Halt!

Well, I said I would try one more Jake Lassiter mystery by Paul Levine before calling a halt, and now is the time for that call. I read Night Vision, the second book in the series, and my overall reaction was that it was a hot mess. I still enjoyed the main character, although he seemed much subdued in this book compared to how he was last time, but the author’s bizarre concept of how women think and behave put me off even more in this book than in the first. I know that at least one of them was supposed to behave strangely to cue you in to the fact that she had more to do with the mystery than anyone realized, but the rest of the women in the piece were likewise unbelievable and, frankly, offensive. They were completely confused or confusing, in that they alternated between coming on to Jake like a ten-dollar hooker on a slow night and rejecting his advances with a vehemence totally unjustified by his casual flirtatious approach. And what I’m describing is the same women in subsequent scenes!

Plausibility was another problem. The appointment of Jake as some kind of investigative attorney was thin, the trip to London with the lady psychologist for a meeting with a therapy group of serial killers was completely unrealistic, and the courtroom scenes were odd.

The thing I disliked most about this book, however, was how completely repellent were most of the characters. With the exception of Charlie Riggs (whose role was much smaller in this book), no one except Jake was either likable or engaging, and the contradictory ways in which they behaved made them unbelievable as well. It worked to allow Levine to keep shifting the focus of the story from one red herring to the next, to keep the reader guessing about the ultimate resolution, but in terms of character development it was a big fat fail. They were either mean, psychotic, hysterical (as in over the top emotional, not as in funny), or simply boring. And the ultimate fate of one of the characters was too gruesome to put on paper (this from someone who likes Dexter!).

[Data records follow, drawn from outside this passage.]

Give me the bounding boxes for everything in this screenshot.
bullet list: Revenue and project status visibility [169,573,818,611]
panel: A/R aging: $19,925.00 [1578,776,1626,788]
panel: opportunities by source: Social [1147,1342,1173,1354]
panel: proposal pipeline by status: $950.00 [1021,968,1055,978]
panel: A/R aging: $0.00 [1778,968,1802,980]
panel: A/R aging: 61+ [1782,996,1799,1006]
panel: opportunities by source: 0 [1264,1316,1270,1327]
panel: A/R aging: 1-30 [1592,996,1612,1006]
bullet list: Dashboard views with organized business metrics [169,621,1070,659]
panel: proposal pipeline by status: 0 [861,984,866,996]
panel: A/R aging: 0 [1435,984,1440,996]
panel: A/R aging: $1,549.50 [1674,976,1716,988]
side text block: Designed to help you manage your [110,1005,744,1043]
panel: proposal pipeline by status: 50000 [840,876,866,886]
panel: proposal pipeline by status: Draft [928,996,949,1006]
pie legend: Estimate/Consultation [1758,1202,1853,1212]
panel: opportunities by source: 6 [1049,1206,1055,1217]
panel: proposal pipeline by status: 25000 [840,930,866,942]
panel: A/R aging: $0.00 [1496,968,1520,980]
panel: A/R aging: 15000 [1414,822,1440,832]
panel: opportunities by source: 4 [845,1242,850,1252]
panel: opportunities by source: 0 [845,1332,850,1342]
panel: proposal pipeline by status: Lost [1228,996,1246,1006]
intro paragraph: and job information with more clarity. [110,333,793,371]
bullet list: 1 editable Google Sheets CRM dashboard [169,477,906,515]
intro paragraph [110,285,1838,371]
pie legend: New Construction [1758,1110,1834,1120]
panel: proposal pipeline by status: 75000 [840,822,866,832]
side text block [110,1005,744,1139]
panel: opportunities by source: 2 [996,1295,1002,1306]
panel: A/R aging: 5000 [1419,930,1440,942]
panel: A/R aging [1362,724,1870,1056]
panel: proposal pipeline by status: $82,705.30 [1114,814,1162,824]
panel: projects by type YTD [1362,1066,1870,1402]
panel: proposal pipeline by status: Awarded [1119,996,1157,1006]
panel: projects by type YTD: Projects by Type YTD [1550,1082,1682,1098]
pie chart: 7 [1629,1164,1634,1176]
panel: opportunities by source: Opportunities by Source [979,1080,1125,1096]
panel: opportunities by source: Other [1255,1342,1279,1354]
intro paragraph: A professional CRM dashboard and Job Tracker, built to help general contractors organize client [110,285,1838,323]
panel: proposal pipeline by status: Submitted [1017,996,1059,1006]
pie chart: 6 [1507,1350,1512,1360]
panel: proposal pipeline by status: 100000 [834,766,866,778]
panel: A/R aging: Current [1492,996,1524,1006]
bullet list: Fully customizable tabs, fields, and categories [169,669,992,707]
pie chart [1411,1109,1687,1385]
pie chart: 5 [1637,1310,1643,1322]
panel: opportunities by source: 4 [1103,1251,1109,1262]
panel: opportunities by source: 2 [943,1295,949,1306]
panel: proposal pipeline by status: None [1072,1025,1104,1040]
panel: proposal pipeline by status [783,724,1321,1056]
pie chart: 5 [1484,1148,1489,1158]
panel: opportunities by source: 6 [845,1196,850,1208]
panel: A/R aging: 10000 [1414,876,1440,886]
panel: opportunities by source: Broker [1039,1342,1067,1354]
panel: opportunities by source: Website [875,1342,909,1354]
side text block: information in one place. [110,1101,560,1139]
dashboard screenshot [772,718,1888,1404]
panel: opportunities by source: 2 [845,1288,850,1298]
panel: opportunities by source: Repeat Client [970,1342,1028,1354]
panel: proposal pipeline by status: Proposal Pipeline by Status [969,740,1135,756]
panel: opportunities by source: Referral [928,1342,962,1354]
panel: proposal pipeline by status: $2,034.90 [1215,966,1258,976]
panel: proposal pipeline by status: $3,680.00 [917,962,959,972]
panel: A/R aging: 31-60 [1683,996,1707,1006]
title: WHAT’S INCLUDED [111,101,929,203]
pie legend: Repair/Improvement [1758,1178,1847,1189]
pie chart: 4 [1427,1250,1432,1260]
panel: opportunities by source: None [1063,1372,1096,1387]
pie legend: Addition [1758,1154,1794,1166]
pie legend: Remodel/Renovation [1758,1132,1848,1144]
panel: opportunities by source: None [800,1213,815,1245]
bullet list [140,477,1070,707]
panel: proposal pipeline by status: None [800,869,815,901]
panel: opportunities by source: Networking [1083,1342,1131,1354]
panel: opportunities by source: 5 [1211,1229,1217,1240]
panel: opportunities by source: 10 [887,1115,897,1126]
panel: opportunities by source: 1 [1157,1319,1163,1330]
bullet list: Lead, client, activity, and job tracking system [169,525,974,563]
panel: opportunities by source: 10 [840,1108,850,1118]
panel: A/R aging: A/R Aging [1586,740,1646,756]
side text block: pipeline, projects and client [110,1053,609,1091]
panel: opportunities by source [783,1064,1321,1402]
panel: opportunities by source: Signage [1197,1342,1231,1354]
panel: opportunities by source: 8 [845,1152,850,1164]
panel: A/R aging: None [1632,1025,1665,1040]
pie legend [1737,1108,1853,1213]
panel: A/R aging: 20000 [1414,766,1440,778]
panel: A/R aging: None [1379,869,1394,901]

The winning personality of Jake Lassiter is just not sufficient to carry a book, and Paul Levine will have to do without me as a reader from here on out. A few reviewers commented that this was their least favorite and the least plausible of the series and to take a chance on a later book, but I think I’ll pass.

Back to urban fantasy with another dose of Harry Dresden, who arrived from the library on my Kindle with less than two weeks to be read. And then, I swear I’m going to try something literary!